Kathryn Youngblood
Senior Research Engineer
The University of Georgia
With more than a decade of experience studying upstream solutions to plastic pollution, Kathryn Youngblood is a Senior Research Engineer at the Jambeck Circularity Informatics Lab at the University of Georgia College of Engineering. Kathryn’s work focuses on data collection and analysis to prevent plastic pollution at the community level. Her specialties include geospatial data analysis and modeling, engaging community stakeholders through qualitative research, and science communication. Kathryn is a key member of the core team that developed and scaled the Circularity Assessment Protocol (CAP), a holistic baselining tool that provides actionable data on circularity at the community level.
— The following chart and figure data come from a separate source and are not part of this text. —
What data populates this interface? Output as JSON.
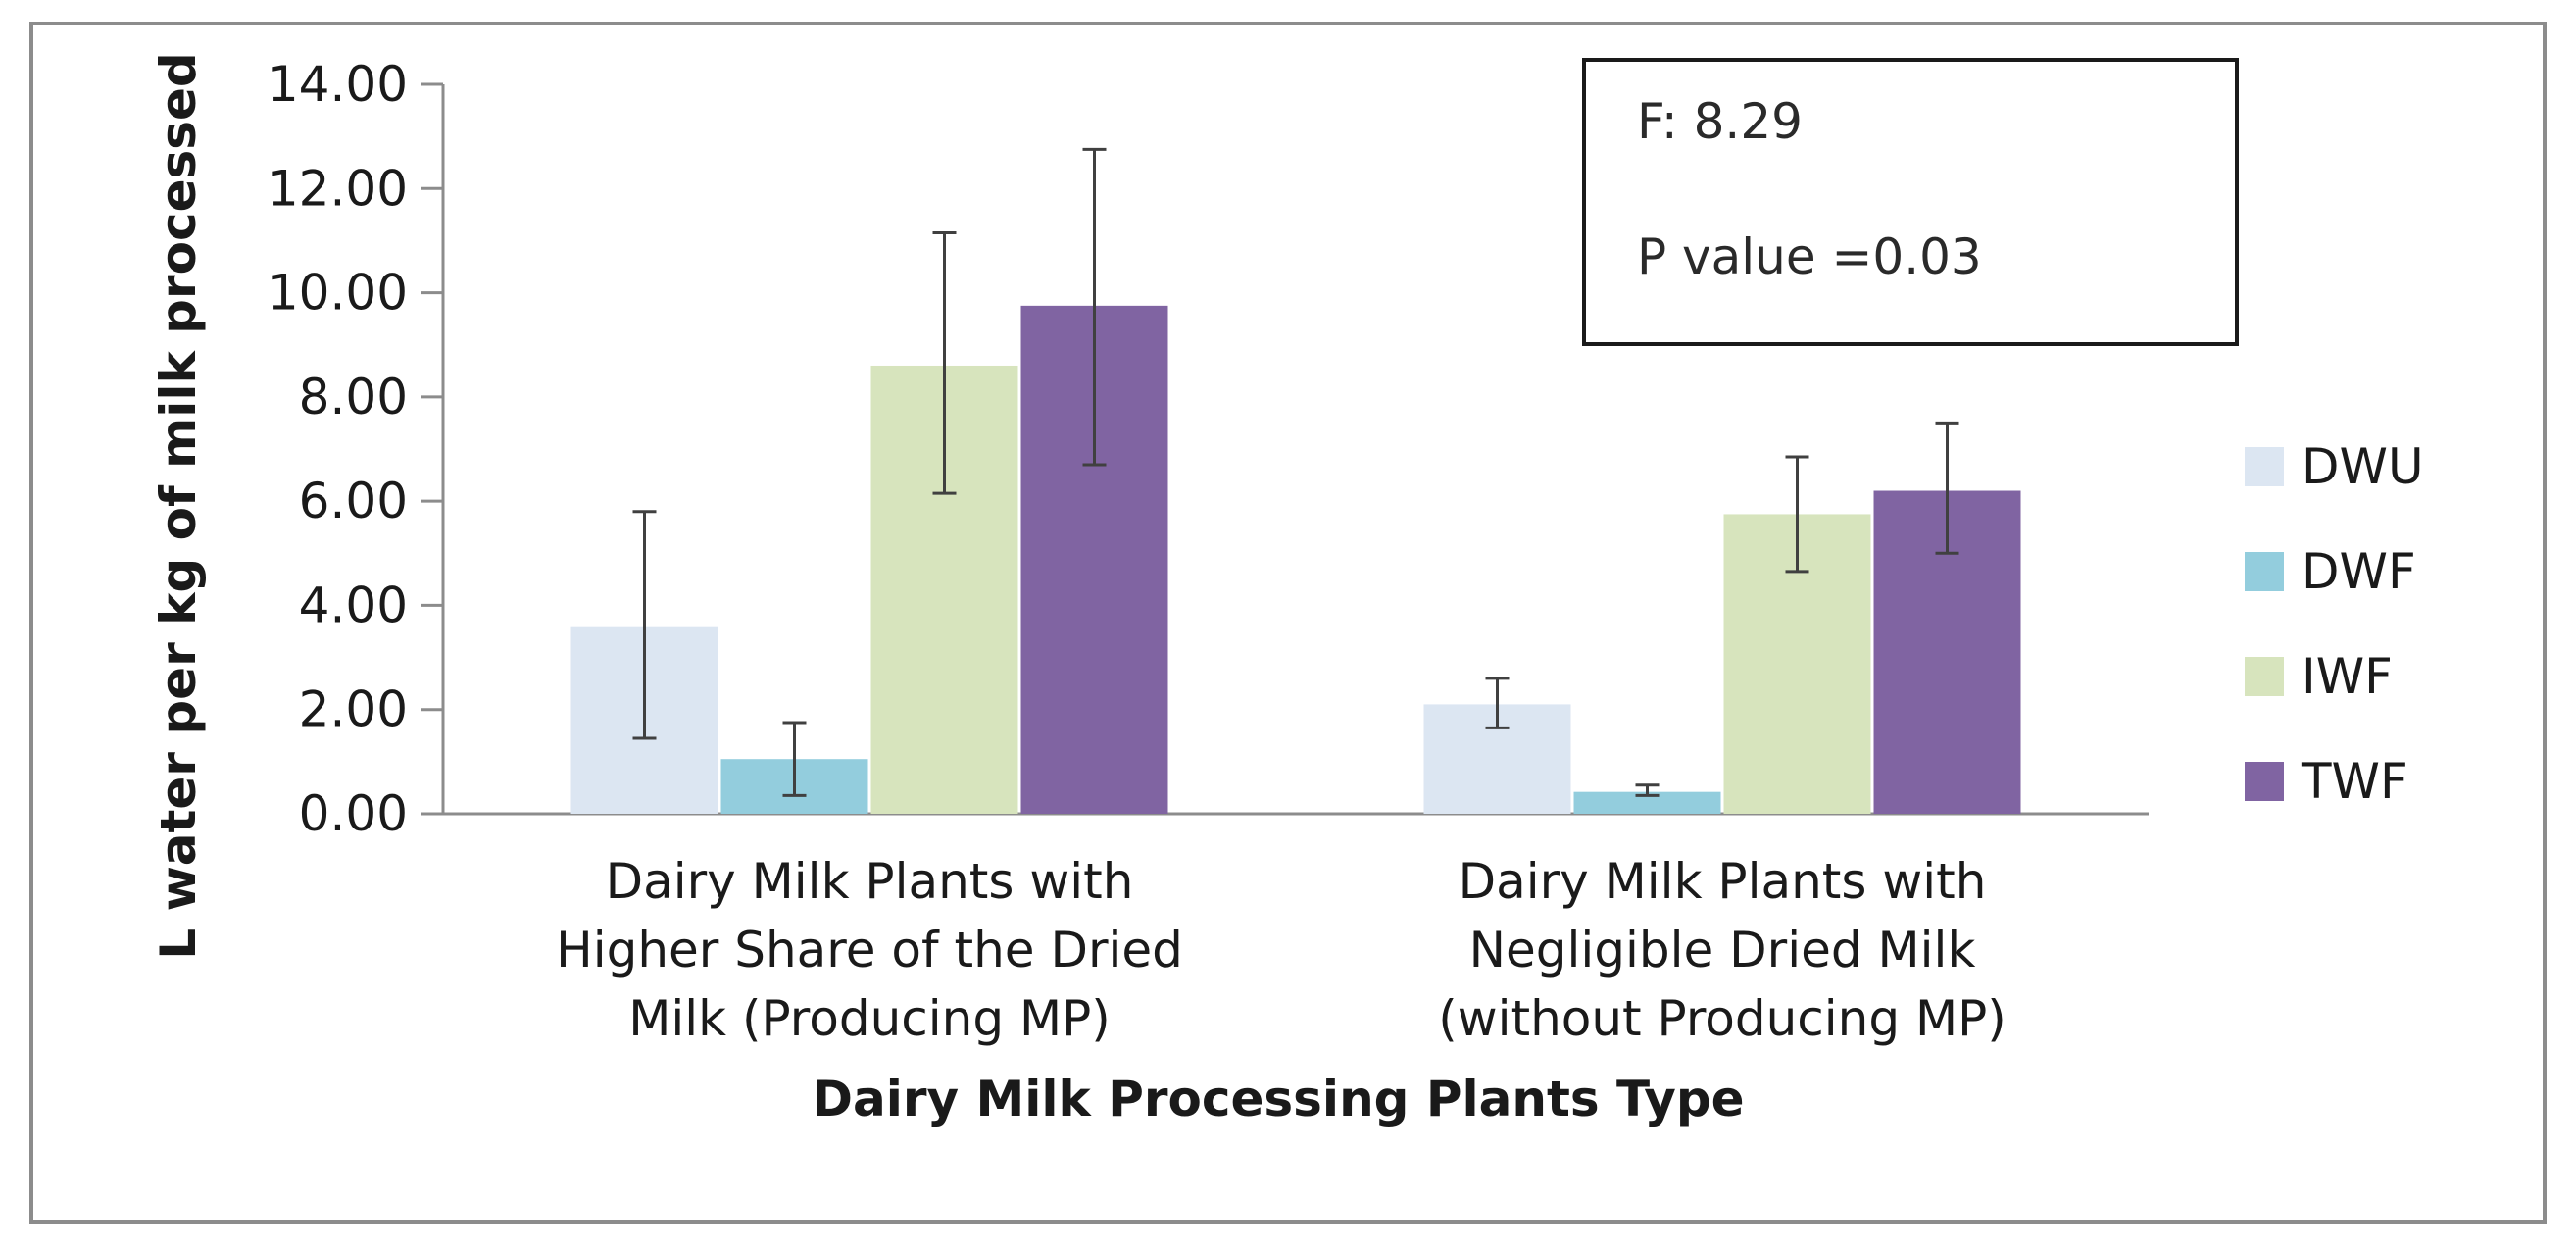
{
  "chart_data": {
    "type": "bar",
    "title": "",
    "xlabel": "Dairy Milk Processing Plants Type",
    "ylabel": "L water per kg of milk processed",
    "ylim": [
      0,
      14
    ],
    "y_ticks": [
      "0.00",
      "2.00",
      "4.00",
      "6.00",
      "8.00",
      "10.00",
      "12.00",
      "14.00"
    ],
    "categories": [
      [
        "Dairy Milk Plants with",
        "Higher Share of the Dried",
        "Milk (Producing MP)"
      ],
      [
        "Dairy Milk Plants with",
        "Negligible Dried Milk",
        "(without Producing MP)"
      ]
    ],
    "series": [
      {
        "name": "DWU",
        "color": "#dce6f2",
        "values": [
          3.6,
          2.1
        ],
        "err_low": [
          1.45,
          1.65
        ],
        "err_high": [
          5.8,
          2.6
        ]
      },
      {
        "name": "DWF",
        "color": "#93cddd",
        "values": [
          1.05,
          0.42
        ],
        "err_low": [
          0.35,
          0.35
        ],
        "err_high": [
          1.75,
          0.55
        ]
      },
      {
        "name": "IWF",
        "color": "#d7e4bd",
        "values": [
          8.6,
          5.75
        ],
        "err_low": [
          6.15,
          4.65
        ],
        "err_high": [
          11.15,
          6.85
        ]
      },
      {
        "name": "TWF",
        "color": "#8064a2",
        "values": [
          9.75,
          6.2
        ],
        "err_low": [
          6.7,
          5.0
        ],
        "err_high": [
          12.75,
          7.5
        ]
      }
    ],
    "legend_position": "right",
    "grid": false,
    "annotation": {
      "f_stat": "F: 8.29",
      "p_value": "P value =0.03"
    }
  }
}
CAP has now been conducted in 56 cities in 16 countries around the world, Kathryn has personally managed projects, conducted fieldwork, trained local partners, led data analysis, and synthesized recommendations for communities in diverse geographies like Seychelles, India, Chile, Mexico, United States, Maldives, and Aruba, among others, in collaboration with federal agencies and international non-profits like USAID, the US EPA Trash Free Waters Program, the Ocean Conservancy, and National Geographic. Kathryn also directs Marine Debris Tracker, a community science app used to log open data on plastic pollution that has been used to record more than 9 million debris items in over 90 countries around the world.